The method comprises the following specific steps:
equation (7) is specifically: when both elements are compared to be not e, i.e. neither element is empty, and both elements are equal, then I mat,i =1, otherwise I mat,i =0;
Equation (8) is specifically: when both elements are compared to e, i.e. both are empty, then I emp,i =1, otherwise I emp,i =0。
Compared with the prior art, the invention has the advantages that:
1) The method omits random arrangement of pi 12 ,...,π k The storage cost can be saved by generating and storing; 2) The method does not need to map the fingerprints through random arrangement, and reduces the calculation time for generating the fingerprints.
Drawings
FIG. 1 is a flow chart of the present invention.
Detailed Description
The present invention will be further described with reference to the accompanying drawings, but embodiments of the present invention are not limited thereto.
A fingerprint similarity method based on a grouping minimum value specifically comprises the following steps:
step one, text feature extraction: this step is used to extract the text feature set S d
Firstly, scanning and analyzing text information, segmenting the text information by utilizing a Chinese word segmentation algorithm, and filtering out text noise data by utilizing a stop word list to obtain a segmentation set S of the text information shgs . Noise is meaningless words in the text, and is generally high-frequency low-meaning auxiliary words, fictional words and the like; word set S shgs Adopting Rabin function, mapping 32-bit integer, and naming the mapped set as S d
Step two, data grouping
Given 2 documents S 1 And S 2 To S 1 And S 2 The elements in (1) are grouped in a fixed size m, the number of groups is k, the total set is omega = {0,1,2 \8230;, 2 32 -1},|Ω|=2 32 . Some elements in the set are labeled 1 and none are labeled 0.

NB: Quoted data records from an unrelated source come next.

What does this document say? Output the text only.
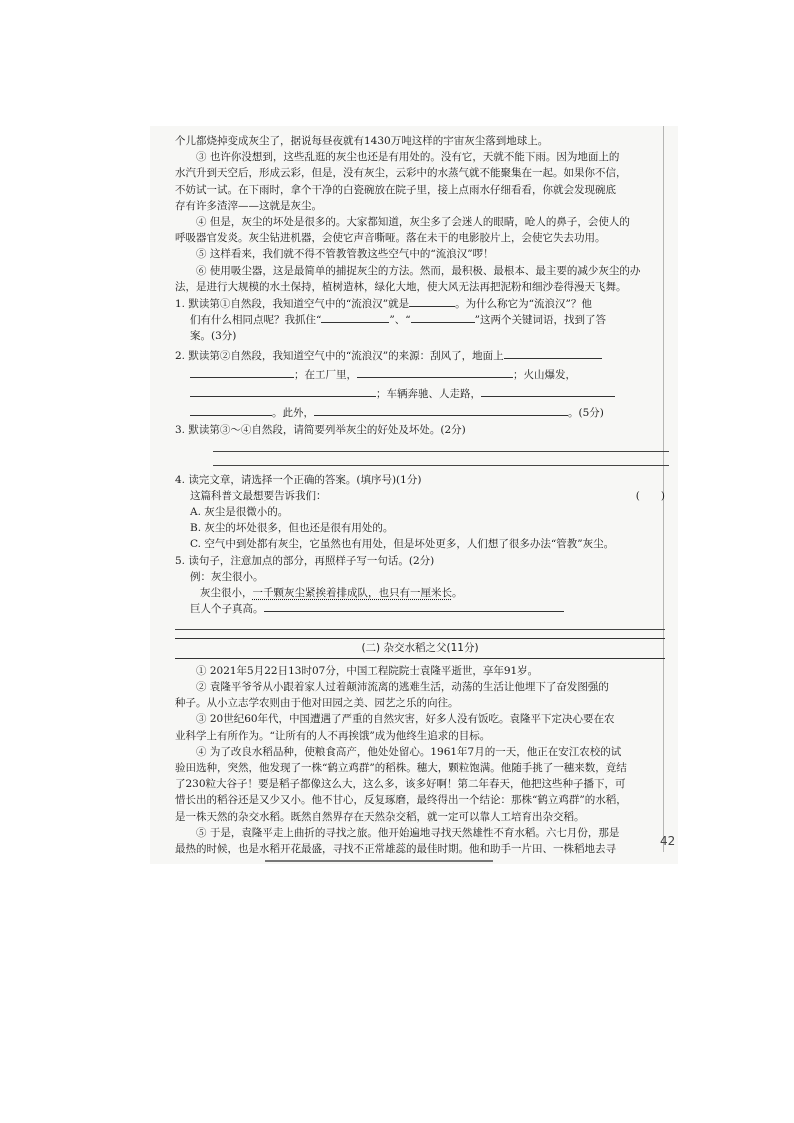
个儿都烧掉变成灰尘了，据说每昼夜就有1430万吨这样的宇宙灰尘落到地球上。

③ 也许你没想到，这些乱逛的灰尘也还是有用处的。没有它，天就不能下雨。因为地面上的

水汽升到天空后，形成云彩，但是，没有灰尘，云彩中的水蒸气就不能聚集在一起。如果你不信，

不妨试一试。在下雨时，拿个干净的白瓷碗放在院子里，接上点雨水仔细看看，你就会发现碗底

存有许多渣滓——这就是灰尘。

④ 但是，灰尘的坏处是很多的。大家都知道，灰尘多了会迷人的眼睛，呛人的鼻子，会使人的

呼吸器官发炎。灰尘钻进机器，会使它声音嘶哑。落在未干的电影胶片上，会使它失去功用。

⑤ 这样看来，我们就不得不管教管教这些空气中的“流浪汉”啰！

⑥ 使用吸尘器，这是最简单的捕捉灰尘的方法。然而，最积极、最根本、最主要的减少灰尘的办

法，是进行大规模的水土保持，植树造林，绿化大地，使大风无法再把泥粉和细沙卷得漫天飞舞。

1. 默读第①自然段，我知道空气中的“流浪汉”就是	。为什么称它为“流浪汉”？他

们有什么相同点呢？我抓住“	”、“	”这两个关键词语，找到了答

案。(3分)

2. 默读第②自然段，我知道空气中的“流浪汉”的来源：刮风了，地面上

；在工厂里，	；火山爆发，

；车辆奔驰、人走路，

。此外，	。(5分)

3. 默读第③～④自然段，请简要列举灰尘的好处及坏处。(2分)

4. 读完文章，请选择一个正确的答案。(填序号)(1分)

这篇科普文最想要告诉我们：	(　　)

A. 灰尘是很微小的。

B. 灰尘的坏处很多，但也还是很有用处的。

C. 空气中到处都有灰尘，它虽然也有用处，但是坏处更多，人们想了很多办法“管教”灰尘。

5. 读句子，注意加点的部分，再照样子写一句话。(2分)

例：灰尘很小。

灰尘很小，一千颗灰尘紧挨着排成队，也只有一厘米长。

巨人个子真高。

(二) 杂交水稻之父(11分)

① 2021年5月22日13时07分，中国工程院院士袁隆平逝世，享年91岁。

② 袁隆平爷爷从小跟着家人过着颠沛流离的逃难生活，动荡的生活让他埋下了奋发图强的

种子。从小立志学农则由于他对田园之美、园艺之乐的向往。

③ 20世纪60年代，中国遭遇了严重的自然灾害，好多人没有饭吃。袁隆平下定决心要在农

业科学上有所作为。“让所有的人不再挨饿”成为他终生追求的目标。

④ 为了改良水稻品种，使粮食高产，他处处留心。1961年7月的一天，他正在安江农校的试

验田选种，突然，他发现了一株“鹤立鸡群”的稻株。穗大，颗粒饱满。他随手挑了一穗来数，竟结

了230粒大谷子！要是稻子都像这么大，这么多，该多好啊！第二年春天，他把这些种子播下，可

惜长出的稻谷还是又少又小。他不甘心，反复琢磨，最终得出一个结论：那株“鹤立鸡群”的水稻，

是一株天然的杂交水稻。既然自然界存在天然杂交稻，就一定可以靠人工培育出杂交稻。

⑤ 于是，袁隆平走上曲折的寻找之旅。他开始遍地寻找天然雄性不育水稻。六七月份，那是

最热的时候，也是水稻开花最盛，寻找不正常雄蕊的最佳时期。他和助手一片田、一株稻地去寻

42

In this embodiment, Ω = {0,1,2 \8230, 15}, | Ω | =16, m =4, k =4, m = | Ω |,
S 1 ={0,3,4,6,713,16}
S 2 ={0,1,3,6,7,13,14,16}
to S 1 And S 2 After the elements in (1) are grouped according to a fixed size m:
thus, at this time
S 1 ={1 0 0 1|1 0 1 1|0 0 0 0|0 1 0 0}
S 2 ={1 1 0 1|0 0 1 1|0 0 0 0|0 1 1 0}
And thirdly, selecting the representatives in the group to form the fingerprint.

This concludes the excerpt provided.